IV MZRN – z krzyżem i różańcem
Mija już pierwsza doba rycerskiego zjazdu w Strachocinie. Uczestnicy podążają naprzód drogą wiary z krzyżem i różańcem…
Wczoraj, 30 czerwca 2017 r., momentem jednoczącym przybyłych była Eucharystia pod przewodnictwem o. Piotra Sochy. Rekolekcjonista wskazał na Chrystusa, który każdego dnia schodzi z nieba na ziemię, by szukać zagubionych owiec, a znalazłszy, przynosi je do domu w niebie.
Po Mszy świętej młodzi z drewnianym krzyżem i pochodniami wyruszyli na drogę krzyżową na Bobolówkę. Kulminacyjny moment tego nabożeństwa polegał na przybiciu do drewnianego krzyża kartek z wypisanymi tam swoimi słabościami, grzechami czy niemocami, by oddać je Ukrzyżowanemu. Rozważania kolejnych stacji pomagały spojrzeć na swoje życie w świetle Męki Chrystusa i uczynić rachunek sumienia.
Stały się więc przygotowaniem do kolejnego punktu programu – dla tych, którzy chcieli z niego skorzystać – nocy konfesjonału.
Natomiast sobotni dzień 1 lipca 2017 r. upływa pod znakiem różańca. Rozpoczęliśmy śpiewem Godzinek o Niepokalanym Poczęciu, które łączą się z różańcem nie tylko przez to, że są modlitwą Maryjną, ale również z tego powodu, iż powstały na wzór modlitwy brewiarzowej uświęcającej czas, czyli modlitwy nieustannej. O tym, jak się modlić o. Piotr Socha mówił podczas Eucharystii. Istotę tej czynności ujął w słowie „spotkanie”. Zauważył też, że nawet, gdy modlimy się wspólnie, Bóg odbiera naszą modlitwę bardzo indywidualnie. Aby budować z Nim relację, nie możemy posługiwać się utartym, wiecznie tym samym schematem.

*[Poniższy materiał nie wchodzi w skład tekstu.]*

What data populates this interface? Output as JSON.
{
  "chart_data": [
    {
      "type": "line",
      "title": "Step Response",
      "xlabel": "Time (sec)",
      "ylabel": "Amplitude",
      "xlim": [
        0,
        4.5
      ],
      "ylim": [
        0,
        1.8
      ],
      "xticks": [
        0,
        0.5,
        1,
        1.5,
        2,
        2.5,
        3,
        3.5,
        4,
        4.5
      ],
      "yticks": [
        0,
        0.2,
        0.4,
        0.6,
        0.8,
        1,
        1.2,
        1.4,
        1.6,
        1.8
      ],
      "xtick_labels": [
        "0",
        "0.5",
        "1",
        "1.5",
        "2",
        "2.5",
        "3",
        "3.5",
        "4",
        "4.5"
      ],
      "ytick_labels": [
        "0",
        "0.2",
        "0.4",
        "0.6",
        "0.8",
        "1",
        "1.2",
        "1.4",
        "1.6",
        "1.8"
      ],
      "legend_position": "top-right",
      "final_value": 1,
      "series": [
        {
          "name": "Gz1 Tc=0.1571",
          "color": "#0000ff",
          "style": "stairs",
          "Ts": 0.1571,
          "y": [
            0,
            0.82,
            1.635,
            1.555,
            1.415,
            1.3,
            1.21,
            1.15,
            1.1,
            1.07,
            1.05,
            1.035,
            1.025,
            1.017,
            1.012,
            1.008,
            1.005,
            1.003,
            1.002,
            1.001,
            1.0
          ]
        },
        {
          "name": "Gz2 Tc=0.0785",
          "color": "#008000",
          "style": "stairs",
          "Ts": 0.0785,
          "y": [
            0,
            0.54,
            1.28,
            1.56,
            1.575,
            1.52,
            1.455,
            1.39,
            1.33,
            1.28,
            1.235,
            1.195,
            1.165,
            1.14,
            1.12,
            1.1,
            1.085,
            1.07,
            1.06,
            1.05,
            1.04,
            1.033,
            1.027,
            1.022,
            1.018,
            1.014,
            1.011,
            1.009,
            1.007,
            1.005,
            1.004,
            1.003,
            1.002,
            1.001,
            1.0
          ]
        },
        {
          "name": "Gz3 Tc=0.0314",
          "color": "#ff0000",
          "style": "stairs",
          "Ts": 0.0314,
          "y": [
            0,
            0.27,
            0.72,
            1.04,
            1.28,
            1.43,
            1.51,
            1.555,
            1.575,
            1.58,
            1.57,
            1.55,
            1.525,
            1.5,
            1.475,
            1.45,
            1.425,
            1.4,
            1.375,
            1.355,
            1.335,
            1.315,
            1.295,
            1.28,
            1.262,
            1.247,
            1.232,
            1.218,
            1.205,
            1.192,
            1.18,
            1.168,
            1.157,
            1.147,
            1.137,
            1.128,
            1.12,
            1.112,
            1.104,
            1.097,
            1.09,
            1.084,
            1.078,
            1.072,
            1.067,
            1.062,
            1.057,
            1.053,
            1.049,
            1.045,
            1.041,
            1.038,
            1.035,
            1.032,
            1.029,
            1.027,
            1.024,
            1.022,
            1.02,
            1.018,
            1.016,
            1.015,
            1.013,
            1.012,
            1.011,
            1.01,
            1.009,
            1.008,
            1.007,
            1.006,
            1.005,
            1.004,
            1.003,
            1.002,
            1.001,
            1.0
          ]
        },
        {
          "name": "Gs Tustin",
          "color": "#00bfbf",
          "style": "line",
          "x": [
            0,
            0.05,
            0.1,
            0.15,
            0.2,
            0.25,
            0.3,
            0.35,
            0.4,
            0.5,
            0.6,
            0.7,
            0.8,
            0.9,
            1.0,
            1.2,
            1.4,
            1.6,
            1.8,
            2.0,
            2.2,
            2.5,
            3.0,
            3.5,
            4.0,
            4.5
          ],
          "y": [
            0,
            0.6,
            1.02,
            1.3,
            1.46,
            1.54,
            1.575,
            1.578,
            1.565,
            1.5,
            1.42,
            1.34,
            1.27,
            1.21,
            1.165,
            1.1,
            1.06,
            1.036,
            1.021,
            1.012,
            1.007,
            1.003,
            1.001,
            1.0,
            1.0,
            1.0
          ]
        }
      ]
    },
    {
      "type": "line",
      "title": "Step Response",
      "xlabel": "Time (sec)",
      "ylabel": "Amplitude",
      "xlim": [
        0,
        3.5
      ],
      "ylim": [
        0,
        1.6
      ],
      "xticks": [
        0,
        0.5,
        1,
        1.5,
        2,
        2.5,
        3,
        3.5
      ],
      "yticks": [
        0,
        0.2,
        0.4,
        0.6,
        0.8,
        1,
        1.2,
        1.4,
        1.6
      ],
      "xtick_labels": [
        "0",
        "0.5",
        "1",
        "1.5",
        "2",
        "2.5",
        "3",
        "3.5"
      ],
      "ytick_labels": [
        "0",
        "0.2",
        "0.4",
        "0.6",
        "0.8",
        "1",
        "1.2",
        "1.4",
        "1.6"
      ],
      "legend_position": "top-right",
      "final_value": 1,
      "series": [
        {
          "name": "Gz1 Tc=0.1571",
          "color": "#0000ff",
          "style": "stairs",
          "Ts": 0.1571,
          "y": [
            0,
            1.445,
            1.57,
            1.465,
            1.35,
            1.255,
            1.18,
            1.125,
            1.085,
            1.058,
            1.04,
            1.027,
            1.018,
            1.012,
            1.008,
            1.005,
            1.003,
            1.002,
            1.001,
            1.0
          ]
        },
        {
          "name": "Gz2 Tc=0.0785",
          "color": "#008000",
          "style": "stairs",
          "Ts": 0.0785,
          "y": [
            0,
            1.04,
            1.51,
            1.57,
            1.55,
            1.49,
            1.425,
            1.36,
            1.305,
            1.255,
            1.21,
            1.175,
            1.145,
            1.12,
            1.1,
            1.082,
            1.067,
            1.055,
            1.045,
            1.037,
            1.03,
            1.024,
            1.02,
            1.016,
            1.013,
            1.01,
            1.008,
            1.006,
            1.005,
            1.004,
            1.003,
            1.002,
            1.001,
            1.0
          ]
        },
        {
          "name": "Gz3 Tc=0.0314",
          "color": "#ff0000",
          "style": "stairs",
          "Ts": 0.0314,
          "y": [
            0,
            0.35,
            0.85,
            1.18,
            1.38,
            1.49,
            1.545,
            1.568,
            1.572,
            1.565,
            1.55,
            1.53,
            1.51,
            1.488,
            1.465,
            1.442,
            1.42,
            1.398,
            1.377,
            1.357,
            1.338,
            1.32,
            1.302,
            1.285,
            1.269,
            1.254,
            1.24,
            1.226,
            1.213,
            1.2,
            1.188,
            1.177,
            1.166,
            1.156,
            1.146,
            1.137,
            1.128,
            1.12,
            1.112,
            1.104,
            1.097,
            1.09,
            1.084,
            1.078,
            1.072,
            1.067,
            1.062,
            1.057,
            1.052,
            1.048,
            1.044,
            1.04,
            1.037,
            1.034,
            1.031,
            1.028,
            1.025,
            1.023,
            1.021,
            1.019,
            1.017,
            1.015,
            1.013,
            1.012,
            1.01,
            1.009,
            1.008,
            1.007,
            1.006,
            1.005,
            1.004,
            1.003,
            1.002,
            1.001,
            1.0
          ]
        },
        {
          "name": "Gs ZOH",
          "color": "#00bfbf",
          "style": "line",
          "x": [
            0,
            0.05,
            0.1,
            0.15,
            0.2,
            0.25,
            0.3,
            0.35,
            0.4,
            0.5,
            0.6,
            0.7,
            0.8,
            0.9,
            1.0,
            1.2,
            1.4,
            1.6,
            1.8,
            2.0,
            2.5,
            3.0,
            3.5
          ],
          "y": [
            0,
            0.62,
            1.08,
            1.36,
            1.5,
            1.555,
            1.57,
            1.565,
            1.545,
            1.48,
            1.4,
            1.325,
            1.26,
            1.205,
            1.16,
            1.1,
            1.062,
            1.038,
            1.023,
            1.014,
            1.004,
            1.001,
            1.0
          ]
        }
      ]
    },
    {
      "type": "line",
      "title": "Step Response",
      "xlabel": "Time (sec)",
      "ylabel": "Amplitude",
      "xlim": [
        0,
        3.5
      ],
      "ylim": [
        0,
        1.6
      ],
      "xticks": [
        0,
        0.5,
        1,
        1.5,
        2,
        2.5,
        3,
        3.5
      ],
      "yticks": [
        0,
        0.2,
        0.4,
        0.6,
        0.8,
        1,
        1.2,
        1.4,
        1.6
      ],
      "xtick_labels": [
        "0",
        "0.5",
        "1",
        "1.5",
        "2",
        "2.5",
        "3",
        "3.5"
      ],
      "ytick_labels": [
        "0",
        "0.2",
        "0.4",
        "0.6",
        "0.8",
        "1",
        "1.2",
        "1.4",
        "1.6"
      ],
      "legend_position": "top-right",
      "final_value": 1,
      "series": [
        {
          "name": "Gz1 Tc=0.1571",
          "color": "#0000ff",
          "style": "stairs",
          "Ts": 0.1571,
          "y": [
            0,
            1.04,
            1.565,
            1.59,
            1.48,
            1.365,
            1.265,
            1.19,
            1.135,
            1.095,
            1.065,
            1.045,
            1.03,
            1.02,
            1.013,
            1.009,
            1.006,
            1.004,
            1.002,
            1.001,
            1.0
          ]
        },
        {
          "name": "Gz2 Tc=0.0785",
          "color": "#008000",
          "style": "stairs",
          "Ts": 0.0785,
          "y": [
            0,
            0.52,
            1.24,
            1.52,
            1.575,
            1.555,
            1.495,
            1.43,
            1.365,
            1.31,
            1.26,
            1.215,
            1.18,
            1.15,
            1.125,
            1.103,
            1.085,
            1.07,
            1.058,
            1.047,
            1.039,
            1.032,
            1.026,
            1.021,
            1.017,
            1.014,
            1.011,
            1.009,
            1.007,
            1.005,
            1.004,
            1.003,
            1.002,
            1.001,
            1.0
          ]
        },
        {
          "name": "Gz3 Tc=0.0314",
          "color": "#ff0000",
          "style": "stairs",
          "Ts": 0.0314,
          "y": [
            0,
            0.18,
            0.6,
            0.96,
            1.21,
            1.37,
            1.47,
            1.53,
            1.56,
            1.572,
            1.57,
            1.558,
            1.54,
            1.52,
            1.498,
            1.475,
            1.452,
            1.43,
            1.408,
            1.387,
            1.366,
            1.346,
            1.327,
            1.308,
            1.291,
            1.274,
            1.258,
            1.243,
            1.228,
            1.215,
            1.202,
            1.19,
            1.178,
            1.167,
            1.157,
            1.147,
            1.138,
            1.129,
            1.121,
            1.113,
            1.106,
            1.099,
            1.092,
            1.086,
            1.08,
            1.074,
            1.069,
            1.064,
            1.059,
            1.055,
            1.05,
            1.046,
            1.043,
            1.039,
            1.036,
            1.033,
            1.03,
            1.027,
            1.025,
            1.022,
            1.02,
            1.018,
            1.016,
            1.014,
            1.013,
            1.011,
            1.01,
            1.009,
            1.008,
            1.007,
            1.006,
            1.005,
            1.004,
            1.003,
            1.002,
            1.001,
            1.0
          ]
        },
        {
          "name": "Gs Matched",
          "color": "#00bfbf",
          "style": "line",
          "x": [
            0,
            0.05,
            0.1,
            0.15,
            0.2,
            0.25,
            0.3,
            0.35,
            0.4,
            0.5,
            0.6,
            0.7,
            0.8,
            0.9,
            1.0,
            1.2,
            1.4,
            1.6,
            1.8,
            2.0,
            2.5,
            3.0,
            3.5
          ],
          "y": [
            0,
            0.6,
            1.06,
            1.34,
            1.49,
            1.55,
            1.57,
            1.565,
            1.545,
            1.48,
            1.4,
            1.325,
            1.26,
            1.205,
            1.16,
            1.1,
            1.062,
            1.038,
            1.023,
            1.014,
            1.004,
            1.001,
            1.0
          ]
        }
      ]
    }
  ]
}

Tego dnia młodzi dwukrotnie – choć w nietypowy sposób – mieli do czynienia z różańcem. Jedno spotkanie to warsztaty wykonywania sznura modlitewnego (różańca). Drugie, poprzedzone dawką wiadomości z historii modlitwy różańcowej, zawierało ciekawe ćwiczenie duchowe. Każdy z uczestników zjazdu, wychodząc z kaplicy, miał wzbudzić w sercu jakąś intencję, a następnie brał dwie garści różańcowych koralików. Po co? By potem w ciszy, przekładając wzięte paciorki, modlić się w wybranej intencji słowami Pozdrowienia Anielskiego. To również było nawiązanie do starej formy modlitwy pustelników.
Wieczornym spotkaniom towarzyszył będzie jeszcze św. Maksymilian i… Matka Boża w różnych odsłonach. Ale o tym w kolejnej wiadomości.